Les autorités kazakhes révèlent le nombre de morts dans la police, alors que l'ONU appelle à "s'abstenir de violence"

Les autorités kazakhes révèlent le nombre de morts dans la police, alors que l'ONU appelle à "s'abstenir de violence"

Le nombre de morts continue de s'alourdir dans les troubles, avec plusieurs autres officiers tués et des centaines blessés

Au moins 18 policiers et militaires ont été tués dans des affrontements au Kazakhstan, dans le cadre de ce que les autorités qualifient d'opération « antiterroriste ». Aucun détail sur les victimes civiles n'a été officiellement révélé.

Le chiffre mis à jour a été publié jeudi soir par le ministère de l'Intérieur du Kazakhstan. Près de 750 forces de l'ordre ont subi diverses blessures dans les troubles en cours, a-t-il affirmé.

Seuls les chiffres relatifs aux pertes policières et militaires ont été rendus publics, sans aucune information officielle sur les manifestants tués ou blessés, les émeutiers ou ce que les autorités kazakhes appellent « bandes terroristes » disponible.

Cependant, les responsables de la sécurité avaient précédemment décrit "des dizaines d'attaquants" après avoir été éliminé lors de deux attaques distinctes contre le siège de la police dans la ville d'Almaty. Connu comme « la capitale du sud » au Kazakhstan, la plus grande métropole du pays est devenue un foyer de protestations, qui se sont ensuite transformées en émeutes, incendies criminels et pillages de bâtiments administratifs, d'entreprises et de centres commerciaux.

Un responsable de l'ONU a affirmé jeudi qu'un grand nombre d'entre eux avaient été blessés pendant les troubles. « Près de 1 000 personnes auraient été blessées lors des manifestations » a déclaré jeudi le Haut-Commissariat des Nations Unies aux droits de l'homme (HCDH) dans un communiqué, qui a exhorté toutes les parties au Kazakhstan à « s'abstenir de la violence et rechercher une résolution pacifique des griefs ». Le HCDH n'a pas précisé ses sources pour le nombre cité.

Les autorités d'Almaty ont répondu jeudi par une opération policière massive et des tirs nourris ont été entendus sur la place centrale de la République, où des centaines de manifestants s'étaient auparavant rassemblés et où des groupes d'émeutiers ont fait irruption mercredi dans le bâtiment administratif de la ville, y mettant le feu. Les forces de l'ordre ont déclaré avoir réussi à sécuriser la zone, l'opération étant en cours dans d'autres parties d'Almaty.

Le ministère de l'Intérieur a déclaré jeudi soir qu'il continuait de rechercher des émeutiers, détenant des contrevenants à travers le pays. Ceux qui mettent en place « résistance armée » à la police et à l'armée, sera "éliminé," il a prévenu.

Le Kazakhstan a connu une vague de troubles, qui a commencé par des manifestations de masse déclenchées par une double hausse des prix du gaz de pétrole liquéfié au début de la nouvelle année.

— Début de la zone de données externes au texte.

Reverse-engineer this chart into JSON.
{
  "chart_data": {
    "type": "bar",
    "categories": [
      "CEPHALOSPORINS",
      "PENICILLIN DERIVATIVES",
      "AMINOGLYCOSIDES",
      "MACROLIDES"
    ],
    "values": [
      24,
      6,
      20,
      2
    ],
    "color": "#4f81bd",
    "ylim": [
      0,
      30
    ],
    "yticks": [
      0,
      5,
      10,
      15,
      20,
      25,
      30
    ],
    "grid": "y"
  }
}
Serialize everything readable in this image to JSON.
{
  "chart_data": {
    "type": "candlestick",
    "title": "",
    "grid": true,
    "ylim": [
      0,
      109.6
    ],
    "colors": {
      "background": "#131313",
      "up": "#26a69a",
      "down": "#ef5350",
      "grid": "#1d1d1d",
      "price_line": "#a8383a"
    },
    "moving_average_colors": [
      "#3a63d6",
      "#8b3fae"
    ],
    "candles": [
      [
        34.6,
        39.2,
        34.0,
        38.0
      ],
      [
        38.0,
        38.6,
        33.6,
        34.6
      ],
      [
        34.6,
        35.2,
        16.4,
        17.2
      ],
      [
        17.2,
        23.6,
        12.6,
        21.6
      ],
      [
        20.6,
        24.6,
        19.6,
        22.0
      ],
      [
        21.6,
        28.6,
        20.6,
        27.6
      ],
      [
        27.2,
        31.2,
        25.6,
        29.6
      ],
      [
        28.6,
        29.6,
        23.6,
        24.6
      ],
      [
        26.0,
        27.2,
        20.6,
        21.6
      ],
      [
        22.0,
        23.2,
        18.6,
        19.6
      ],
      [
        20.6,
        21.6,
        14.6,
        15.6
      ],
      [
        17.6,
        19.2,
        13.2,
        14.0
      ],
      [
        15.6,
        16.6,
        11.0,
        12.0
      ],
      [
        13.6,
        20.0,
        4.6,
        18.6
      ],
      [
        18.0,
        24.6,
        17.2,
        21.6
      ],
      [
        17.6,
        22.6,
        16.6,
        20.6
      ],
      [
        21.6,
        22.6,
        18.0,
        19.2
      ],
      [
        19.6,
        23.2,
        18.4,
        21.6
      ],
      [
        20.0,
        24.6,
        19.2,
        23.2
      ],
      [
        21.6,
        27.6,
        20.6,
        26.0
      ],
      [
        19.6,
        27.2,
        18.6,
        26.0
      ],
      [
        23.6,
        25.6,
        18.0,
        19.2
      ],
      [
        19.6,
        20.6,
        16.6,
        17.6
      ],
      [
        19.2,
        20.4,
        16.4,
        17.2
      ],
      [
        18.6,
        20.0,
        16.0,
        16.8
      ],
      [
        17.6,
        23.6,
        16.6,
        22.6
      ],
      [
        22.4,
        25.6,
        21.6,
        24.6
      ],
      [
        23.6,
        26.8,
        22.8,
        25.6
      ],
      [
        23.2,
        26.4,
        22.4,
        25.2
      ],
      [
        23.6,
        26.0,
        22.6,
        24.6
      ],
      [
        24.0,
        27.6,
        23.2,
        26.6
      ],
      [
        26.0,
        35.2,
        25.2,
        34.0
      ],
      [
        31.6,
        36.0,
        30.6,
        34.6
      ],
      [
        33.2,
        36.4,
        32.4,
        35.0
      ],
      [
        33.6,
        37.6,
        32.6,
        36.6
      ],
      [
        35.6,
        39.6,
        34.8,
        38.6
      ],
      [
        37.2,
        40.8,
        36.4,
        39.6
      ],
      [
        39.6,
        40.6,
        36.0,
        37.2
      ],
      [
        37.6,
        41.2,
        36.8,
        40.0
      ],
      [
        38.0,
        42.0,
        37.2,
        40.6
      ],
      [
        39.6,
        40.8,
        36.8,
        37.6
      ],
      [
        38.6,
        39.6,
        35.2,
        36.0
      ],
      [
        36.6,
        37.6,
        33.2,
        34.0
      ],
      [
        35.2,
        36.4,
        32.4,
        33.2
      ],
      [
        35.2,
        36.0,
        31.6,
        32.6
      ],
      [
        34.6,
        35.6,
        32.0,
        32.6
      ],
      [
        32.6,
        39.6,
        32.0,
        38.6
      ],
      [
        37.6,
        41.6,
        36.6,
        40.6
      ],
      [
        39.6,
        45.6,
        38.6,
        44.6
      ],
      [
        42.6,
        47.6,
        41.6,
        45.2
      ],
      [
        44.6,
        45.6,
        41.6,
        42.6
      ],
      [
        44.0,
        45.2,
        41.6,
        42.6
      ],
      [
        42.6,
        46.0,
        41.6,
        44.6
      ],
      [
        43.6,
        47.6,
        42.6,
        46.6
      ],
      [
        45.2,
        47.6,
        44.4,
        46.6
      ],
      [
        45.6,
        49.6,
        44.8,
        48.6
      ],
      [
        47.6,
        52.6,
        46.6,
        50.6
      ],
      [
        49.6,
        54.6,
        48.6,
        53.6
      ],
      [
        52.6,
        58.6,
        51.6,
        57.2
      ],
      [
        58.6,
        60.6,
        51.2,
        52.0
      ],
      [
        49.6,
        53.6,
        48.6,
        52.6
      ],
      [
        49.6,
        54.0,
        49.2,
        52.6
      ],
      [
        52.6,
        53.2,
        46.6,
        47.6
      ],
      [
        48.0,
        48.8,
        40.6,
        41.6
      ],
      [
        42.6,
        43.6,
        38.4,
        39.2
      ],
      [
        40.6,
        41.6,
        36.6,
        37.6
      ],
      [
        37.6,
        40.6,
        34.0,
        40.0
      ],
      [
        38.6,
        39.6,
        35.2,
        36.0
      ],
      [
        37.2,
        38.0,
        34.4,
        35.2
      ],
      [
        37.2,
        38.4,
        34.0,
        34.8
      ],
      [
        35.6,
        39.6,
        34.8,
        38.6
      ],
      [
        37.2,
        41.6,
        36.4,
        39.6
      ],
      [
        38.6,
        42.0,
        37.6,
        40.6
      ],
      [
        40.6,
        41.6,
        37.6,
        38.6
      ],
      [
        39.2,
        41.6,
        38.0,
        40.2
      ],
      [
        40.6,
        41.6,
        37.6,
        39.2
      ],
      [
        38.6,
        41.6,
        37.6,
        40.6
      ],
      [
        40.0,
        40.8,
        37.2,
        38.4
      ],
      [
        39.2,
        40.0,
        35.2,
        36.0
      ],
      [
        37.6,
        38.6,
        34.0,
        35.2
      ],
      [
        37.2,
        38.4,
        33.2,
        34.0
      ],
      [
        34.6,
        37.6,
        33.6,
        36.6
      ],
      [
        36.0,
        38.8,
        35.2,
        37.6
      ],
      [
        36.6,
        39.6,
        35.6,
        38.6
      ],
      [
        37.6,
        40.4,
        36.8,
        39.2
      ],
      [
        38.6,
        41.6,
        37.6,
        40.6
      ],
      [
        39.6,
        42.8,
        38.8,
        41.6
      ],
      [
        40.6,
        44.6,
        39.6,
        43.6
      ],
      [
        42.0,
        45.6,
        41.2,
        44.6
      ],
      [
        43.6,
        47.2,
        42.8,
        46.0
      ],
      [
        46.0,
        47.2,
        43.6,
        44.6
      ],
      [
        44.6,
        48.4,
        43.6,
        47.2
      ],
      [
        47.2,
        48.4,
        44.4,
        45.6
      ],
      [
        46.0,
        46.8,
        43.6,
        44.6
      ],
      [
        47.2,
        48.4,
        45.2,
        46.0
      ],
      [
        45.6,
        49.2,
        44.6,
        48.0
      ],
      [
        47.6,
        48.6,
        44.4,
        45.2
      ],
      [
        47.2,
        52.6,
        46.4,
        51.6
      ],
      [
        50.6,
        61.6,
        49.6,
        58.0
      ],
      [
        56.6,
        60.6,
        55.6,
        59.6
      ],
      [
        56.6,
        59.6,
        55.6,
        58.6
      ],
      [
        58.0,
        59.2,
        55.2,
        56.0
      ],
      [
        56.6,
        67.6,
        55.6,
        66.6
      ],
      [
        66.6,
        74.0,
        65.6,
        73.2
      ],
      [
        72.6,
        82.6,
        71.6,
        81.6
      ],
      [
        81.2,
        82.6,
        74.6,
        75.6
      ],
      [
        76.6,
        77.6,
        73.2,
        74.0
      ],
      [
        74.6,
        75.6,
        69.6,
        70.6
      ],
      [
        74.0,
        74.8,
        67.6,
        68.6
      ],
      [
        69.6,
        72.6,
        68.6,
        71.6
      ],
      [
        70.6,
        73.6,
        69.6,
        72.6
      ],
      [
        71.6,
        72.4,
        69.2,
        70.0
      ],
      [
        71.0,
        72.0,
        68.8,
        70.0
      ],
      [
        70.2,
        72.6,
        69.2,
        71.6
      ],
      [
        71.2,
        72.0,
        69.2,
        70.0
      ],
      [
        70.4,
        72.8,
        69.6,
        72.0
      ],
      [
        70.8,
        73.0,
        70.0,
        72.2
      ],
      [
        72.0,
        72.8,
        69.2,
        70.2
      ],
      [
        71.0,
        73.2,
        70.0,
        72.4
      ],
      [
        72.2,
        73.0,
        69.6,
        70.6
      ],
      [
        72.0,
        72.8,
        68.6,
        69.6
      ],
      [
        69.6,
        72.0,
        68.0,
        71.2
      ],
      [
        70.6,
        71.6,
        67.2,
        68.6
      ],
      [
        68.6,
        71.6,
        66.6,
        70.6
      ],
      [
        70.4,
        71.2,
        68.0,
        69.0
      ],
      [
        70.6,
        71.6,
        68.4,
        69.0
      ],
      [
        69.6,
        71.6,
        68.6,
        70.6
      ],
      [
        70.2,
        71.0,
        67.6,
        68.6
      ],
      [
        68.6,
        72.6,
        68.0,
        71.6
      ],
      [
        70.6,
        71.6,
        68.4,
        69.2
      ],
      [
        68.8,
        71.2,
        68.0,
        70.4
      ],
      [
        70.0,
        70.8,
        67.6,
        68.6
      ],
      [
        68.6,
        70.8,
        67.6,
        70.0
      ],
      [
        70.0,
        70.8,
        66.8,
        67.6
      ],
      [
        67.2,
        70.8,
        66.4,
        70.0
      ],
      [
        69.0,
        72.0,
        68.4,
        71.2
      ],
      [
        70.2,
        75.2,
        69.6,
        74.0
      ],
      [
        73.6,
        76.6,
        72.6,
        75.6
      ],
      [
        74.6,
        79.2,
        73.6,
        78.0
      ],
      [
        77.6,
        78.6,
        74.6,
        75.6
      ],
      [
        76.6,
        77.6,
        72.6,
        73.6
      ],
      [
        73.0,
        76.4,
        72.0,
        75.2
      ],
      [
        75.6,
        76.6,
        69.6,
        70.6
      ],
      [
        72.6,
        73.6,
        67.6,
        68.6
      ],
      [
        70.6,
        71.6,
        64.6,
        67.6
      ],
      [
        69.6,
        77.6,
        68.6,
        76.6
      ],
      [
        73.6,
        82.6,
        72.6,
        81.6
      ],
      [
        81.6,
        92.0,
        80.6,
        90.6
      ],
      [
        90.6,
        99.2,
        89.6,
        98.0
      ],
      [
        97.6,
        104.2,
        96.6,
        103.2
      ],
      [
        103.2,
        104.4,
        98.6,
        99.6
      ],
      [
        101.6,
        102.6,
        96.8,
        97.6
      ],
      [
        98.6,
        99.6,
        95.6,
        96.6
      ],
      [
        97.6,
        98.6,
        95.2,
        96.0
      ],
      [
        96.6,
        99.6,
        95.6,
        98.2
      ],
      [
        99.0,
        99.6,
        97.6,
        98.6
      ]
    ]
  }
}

Les manifestations, qui ont commencé dans le sud-ouest du pays, se sont rapidement propagées à d'autres régions, devenant de plus en plus politiques et violentes.

Le président du pays, Kassym-Jomart Tokayev, a qualifié les troubles d'un "attaque terroriste" contre le pays mercredi, attribuant la violence à des groupes organisés formés à l'étranger qui auraient agi parmi les manifestants. Tokayev a également demandé de l'aide à l'Organisation du Traité de sécurité collective (OTSC) dirigée par la Russie, les premiers soldats de la paix ayant déjà été envoyés dans le pays. L'OTSC est un traité de sécurité entre six anciens États soviétiques, comprenant l'Arménie, la Biélorussie, le Kazakhstan, le Kirghizistan, la Russie et le Tadjikistan.

Vous pouvez partager cette histoire sur les réseaux sociaux :

Vous aimer cet article ? Partagez-le avec un ami !

*********************************

Vous pouvez lire l’article original ici

*********************************

Votre soutien est essentiel pour nous permettre de vous partager une information libre & indépendante.

À l’ère de la censure de masse, pour que nous restions en contact, j’ai besoin que vous vous inscriviez à ma newsletter gratuite ➡️ ICI

Nous avons besoin de financements pour garder notre site en vie et ils proviennent presque exclusivement de la publicité. N’hésitez pas à regarder les offres de nos annonceurs pour lesquels vous seriez intéressé ou nous envoyé votre contribution via Paypal.